11/10/2016

The archive contains older posts which may no longer reflect my current views.

Ideas, creativity and scale

This is always a difficult time of year for someone who likes to call themselves a writer.

Why?

NaNoWriMo, or National Novel Writing Month - an annual event in which authors sign up to write a novel of at least 50,000 words during the month of November.

I have always wanted to write a book of some description but my only effort, a sci-fi novel begun in my late teens, fizzled out - the scope was too grand while I was too young and inexperienced to match the vision.

At least I'm honest about that.

Ideas without execution

For years my social profiles have included the words "thinker, writer, ideas man" but what does that really mean?

It sounds grand, creative, perhaps self aggrandising but it is also self deprecating.

The problem is since that failed attempt I have only had small ideas, bits and pieces often building on someone else's work. Extensions, wishes, improvements.

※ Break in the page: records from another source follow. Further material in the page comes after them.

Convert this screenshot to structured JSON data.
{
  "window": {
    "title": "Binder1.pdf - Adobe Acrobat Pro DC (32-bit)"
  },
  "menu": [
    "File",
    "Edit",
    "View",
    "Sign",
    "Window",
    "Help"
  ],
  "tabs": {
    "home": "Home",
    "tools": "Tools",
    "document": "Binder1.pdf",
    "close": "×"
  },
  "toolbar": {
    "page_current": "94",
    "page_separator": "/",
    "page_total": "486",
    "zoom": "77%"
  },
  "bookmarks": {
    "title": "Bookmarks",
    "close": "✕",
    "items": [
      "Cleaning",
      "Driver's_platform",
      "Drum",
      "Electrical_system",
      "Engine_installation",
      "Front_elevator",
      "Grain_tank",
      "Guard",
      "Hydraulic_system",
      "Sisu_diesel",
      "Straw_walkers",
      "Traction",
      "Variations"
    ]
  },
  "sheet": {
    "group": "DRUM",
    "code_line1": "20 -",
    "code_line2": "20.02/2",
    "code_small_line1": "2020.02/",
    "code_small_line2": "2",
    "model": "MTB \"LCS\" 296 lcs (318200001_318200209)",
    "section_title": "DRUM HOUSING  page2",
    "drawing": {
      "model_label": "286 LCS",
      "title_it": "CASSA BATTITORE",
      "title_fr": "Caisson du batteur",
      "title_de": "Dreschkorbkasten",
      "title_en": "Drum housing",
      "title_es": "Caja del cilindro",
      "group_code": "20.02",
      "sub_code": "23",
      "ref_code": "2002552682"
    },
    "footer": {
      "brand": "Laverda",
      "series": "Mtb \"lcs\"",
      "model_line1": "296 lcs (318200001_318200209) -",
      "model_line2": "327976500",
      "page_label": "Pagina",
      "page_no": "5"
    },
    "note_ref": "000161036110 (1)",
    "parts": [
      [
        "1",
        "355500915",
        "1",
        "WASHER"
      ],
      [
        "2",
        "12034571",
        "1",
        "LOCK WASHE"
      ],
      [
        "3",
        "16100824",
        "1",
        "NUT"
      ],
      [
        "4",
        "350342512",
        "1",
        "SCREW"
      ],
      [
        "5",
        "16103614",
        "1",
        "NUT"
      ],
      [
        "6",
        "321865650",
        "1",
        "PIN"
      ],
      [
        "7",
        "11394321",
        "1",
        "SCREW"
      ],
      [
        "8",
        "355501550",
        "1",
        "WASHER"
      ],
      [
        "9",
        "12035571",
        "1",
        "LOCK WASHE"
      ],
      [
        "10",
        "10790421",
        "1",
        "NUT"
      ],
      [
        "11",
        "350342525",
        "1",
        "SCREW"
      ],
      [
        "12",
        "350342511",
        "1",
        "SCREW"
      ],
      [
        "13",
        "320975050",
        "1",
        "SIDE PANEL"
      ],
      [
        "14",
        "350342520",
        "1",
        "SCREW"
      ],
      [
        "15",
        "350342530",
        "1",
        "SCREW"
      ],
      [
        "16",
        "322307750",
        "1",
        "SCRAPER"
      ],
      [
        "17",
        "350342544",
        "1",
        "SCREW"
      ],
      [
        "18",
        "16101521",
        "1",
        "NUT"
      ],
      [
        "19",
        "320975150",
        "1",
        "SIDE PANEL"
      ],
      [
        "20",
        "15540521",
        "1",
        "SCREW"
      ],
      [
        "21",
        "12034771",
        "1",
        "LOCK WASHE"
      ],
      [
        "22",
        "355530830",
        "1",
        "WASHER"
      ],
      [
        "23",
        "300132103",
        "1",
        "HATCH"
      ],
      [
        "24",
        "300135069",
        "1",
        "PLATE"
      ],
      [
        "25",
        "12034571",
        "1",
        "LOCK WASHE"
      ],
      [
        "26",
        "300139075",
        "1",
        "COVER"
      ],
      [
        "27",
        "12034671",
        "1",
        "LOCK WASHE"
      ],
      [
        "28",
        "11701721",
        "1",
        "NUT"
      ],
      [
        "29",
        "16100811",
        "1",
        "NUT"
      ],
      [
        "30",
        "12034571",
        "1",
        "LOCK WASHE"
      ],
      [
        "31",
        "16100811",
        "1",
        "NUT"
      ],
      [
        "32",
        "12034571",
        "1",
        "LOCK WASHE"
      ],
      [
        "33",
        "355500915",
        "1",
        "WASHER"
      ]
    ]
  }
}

When original ideas do emerge they suffer from my inability to expand them, to turn them from small ideas into big ones or combine a number of smaller thoughts into a worthy project.

Ideas without execution.

Ideas are our lifeblood, yet alone they are nothing but shadows of what might have been or reflections of possible futures.

With only ideas I am just the thinker and not the doer. With only ideas I am just the ideas man and not the author or the entrepreneur. With only ideas I am but a single step down a very long road and can only dream of reaching the end.

And small ideas only get you so far.

Worth something

It may be a little conceited but we want our ideas to be worth something - not necessarily financially, but mentally, emotionally.

We want our creation to be something someone else will care about, that will make an impact or make a difference rather than get buried in a social stream with just a couple of likes from friends who feel obligated to tap that little heart icon.

Perhaps it is a fear of our own mortality that we want to make a mark on the world and not be lost to time once our number is up.

We tie self worth to external validation when we should be looking within; when we should be relishing our ideas no matter how small.